With closed borders and no backpackers or casual labour coming in, the fruit picking industry desperately needs more workers than ever before.
Today The Detail's Jessie Chiang looks at why it's so hard to fill the gaps and whether robots are the answer to the labour shortage for what even employers admit is a “shit” job.
Horticulture is a $10b industry and is one that will continue to grow despite covid-19.
But the lack of workers has been something that has plagued the sector for years, even before the pandemic.
Recent stories by Newsroom about alleged worker exploitation committed by government officials haven't helped.

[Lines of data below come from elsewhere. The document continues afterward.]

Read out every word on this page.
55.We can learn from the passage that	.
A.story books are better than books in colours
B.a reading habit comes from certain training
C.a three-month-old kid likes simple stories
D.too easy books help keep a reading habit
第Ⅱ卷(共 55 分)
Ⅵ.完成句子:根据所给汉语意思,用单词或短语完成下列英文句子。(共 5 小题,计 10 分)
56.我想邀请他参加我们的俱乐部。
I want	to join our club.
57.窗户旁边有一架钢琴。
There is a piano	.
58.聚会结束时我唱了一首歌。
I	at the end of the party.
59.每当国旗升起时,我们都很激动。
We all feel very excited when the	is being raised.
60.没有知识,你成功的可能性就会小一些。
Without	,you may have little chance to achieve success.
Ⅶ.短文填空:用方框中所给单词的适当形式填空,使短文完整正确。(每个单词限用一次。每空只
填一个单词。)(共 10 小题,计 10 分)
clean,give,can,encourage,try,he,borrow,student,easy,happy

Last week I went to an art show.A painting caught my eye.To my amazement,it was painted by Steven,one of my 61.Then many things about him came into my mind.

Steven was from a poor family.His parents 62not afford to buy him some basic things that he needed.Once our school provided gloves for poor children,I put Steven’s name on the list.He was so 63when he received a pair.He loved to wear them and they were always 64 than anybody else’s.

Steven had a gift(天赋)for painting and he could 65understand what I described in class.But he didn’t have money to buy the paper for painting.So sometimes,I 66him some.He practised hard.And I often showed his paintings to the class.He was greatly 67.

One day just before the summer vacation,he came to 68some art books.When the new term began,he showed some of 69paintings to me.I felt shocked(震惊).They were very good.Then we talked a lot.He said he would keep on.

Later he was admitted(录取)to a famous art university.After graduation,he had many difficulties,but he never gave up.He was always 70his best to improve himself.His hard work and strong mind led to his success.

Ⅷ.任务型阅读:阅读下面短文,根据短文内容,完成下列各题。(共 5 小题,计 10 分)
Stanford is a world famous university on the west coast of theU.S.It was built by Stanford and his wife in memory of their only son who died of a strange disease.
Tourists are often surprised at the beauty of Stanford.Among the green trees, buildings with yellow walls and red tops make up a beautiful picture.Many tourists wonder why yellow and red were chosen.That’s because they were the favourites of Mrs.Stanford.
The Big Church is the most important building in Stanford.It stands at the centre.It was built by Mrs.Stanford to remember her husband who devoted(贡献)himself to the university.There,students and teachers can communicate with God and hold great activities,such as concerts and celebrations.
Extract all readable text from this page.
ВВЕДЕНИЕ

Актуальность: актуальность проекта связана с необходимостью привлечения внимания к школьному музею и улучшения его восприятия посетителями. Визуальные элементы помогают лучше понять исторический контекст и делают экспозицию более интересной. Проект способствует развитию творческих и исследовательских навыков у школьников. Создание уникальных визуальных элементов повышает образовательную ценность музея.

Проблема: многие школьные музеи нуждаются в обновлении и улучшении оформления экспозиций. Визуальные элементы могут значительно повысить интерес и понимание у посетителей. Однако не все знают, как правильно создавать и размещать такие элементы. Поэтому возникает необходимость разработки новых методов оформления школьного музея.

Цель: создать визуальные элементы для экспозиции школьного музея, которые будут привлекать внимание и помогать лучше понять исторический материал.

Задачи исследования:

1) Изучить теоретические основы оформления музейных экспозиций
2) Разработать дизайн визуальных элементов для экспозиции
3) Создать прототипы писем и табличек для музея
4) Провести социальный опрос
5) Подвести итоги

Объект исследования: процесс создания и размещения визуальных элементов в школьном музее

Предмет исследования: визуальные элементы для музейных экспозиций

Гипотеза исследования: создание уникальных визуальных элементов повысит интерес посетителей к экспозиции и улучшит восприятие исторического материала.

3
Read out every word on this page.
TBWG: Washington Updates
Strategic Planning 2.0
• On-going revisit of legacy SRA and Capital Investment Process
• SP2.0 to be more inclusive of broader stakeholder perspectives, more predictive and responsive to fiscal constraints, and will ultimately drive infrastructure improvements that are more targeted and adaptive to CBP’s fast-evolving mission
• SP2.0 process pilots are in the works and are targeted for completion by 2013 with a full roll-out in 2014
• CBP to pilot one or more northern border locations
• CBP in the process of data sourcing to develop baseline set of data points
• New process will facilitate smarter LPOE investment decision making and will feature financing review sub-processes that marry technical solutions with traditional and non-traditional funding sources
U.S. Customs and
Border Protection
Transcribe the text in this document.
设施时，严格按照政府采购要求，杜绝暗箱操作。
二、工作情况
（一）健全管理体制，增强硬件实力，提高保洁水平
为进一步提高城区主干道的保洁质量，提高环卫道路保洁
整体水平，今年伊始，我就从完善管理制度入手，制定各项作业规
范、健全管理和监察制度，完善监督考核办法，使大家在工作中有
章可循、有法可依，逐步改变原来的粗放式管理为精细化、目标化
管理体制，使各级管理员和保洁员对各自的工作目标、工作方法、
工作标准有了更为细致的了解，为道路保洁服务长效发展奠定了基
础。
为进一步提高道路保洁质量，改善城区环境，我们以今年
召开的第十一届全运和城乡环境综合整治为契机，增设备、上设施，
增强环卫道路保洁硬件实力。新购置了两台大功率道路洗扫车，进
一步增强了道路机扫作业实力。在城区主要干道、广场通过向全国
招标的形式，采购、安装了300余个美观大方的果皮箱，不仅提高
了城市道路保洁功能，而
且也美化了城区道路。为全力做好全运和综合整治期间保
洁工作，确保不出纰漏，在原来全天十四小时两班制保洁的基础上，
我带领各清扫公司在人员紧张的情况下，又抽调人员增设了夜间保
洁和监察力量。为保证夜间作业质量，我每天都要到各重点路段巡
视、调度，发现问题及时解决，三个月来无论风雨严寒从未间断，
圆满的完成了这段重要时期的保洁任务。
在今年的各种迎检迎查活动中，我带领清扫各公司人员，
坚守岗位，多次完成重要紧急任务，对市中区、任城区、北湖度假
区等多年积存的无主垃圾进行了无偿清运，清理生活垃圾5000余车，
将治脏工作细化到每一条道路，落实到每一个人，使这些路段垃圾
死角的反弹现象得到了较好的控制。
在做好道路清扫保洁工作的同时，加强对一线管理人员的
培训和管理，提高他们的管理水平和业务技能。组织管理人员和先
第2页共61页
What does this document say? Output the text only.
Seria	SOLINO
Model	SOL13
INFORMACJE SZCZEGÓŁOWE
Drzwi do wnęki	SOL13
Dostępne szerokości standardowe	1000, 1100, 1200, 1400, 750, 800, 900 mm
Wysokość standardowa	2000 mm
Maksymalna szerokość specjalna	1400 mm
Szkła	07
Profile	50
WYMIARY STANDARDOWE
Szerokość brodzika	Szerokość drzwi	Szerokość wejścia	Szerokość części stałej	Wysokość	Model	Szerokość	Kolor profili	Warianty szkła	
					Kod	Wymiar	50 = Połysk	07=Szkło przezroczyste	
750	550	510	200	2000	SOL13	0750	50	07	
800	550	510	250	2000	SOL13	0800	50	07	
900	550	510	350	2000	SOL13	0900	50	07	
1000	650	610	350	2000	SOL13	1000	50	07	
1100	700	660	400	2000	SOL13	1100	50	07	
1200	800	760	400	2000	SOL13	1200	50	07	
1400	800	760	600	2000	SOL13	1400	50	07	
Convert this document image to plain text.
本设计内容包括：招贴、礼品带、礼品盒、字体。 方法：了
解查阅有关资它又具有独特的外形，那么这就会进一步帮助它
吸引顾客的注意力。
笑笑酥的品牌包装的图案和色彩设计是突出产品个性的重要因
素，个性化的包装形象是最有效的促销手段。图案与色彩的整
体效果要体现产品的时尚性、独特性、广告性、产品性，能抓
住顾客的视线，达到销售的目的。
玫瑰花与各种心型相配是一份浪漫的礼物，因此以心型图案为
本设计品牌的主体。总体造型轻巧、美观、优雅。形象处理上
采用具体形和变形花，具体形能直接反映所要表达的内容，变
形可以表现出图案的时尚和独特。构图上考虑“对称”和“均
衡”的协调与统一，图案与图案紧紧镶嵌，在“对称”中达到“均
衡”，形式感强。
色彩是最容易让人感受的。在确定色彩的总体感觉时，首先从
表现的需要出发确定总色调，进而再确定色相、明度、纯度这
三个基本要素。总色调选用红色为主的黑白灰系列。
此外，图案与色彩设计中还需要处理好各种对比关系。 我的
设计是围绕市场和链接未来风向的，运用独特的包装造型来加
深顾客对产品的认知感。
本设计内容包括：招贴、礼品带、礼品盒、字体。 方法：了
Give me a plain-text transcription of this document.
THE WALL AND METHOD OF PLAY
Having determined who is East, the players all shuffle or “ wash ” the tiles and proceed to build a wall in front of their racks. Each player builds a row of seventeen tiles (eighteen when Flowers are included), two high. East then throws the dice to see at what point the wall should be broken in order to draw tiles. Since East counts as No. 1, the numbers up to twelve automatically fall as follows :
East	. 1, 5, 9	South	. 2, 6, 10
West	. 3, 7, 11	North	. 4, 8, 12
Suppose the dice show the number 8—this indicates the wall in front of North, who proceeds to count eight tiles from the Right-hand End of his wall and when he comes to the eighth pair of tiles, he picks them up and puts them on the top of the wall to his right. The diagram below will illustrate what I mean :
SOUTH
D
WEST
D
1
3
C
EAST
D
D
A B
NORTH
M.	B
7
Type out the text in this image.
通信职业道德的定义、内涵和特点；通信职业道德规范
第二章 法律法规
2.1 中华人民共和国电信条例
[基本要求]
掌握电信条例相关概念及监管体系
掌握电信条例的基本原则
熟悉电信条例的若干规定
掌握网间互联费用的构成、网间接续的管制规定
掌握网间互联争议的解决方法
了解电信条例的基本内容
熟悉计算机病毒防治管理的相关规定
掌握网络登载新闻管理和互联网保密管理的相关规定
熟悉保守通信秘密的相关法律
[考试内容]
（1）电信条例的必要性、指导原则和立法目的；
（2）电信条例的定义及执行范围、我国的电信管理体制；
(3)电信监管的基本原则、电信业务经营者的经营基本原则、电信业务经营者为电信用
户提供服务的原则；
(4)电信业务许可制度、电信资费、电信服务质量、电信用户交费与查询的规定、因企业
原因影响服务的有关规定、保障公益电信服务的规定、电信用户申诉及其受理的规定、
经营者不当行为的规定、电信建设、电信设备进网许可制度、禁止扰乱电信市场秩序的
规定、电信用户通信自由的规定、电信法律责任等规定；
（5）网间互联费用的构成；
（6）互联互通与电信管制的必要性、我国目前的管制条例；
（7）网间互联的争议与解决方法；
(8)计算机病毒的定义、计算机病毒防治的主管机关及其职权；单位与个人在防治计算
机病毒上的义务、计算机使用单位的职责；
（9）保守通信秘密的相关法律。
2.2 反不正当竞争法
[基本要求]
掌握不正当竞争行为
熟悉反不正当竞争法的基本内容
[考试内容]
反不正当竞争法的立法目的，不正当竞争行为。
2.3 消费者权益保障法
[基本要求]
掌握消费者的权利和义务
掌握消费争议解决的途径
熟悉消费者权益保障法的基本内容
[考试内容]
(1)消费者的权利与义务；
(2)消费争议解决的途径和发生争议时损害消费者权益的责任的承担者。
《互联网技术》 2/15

Chiang talks to Summerfruit NZ chief executive, Richard Palmer, about the unattractiveness of fruit picking and worker rights.
"A number of cohorts that we've engaged with have expressed concern about [worker exploitation], and we express the same concern. Any employer I talk to finds it unacceptable as well," he says.
Palmer says recent news that 11,000 people on expiring working holiday visas will be allowed to stay in the country to work for the horticulture industry is great.
But not all of them will automatically take up the offer and it's hard to get a sense of the numbers.
Central Otago alone needs about 5000 workers at the peak of the harvest to pick summer fruit like cherries.
"In the summer fruits sector, we're about 20 percent Kiwis and a bit under 20 percent RSE workers so the remainder [60 percent] is typically backpackers, working holiday visas and other seasonal workers," says Palmer.
He talks about what the industry is doing to find other workers.
Chiang also hears from Bruce MacDonald, a professor of robotics at the University of Auckland.
He breaks down where exactly the technology is currently at and explains why its use isn't widespread just yet.
"All the robotics news internationally is talking about...that covid is speeding up robots and automation,” he says.
“I think companies see that they can't put people together in factories or in orchards too much," he says.
The Detail also talks to Central Otago mayor, Tim Cadogan about why he's planning to roll up his own sleeves and work in the fruit picking sector this summer.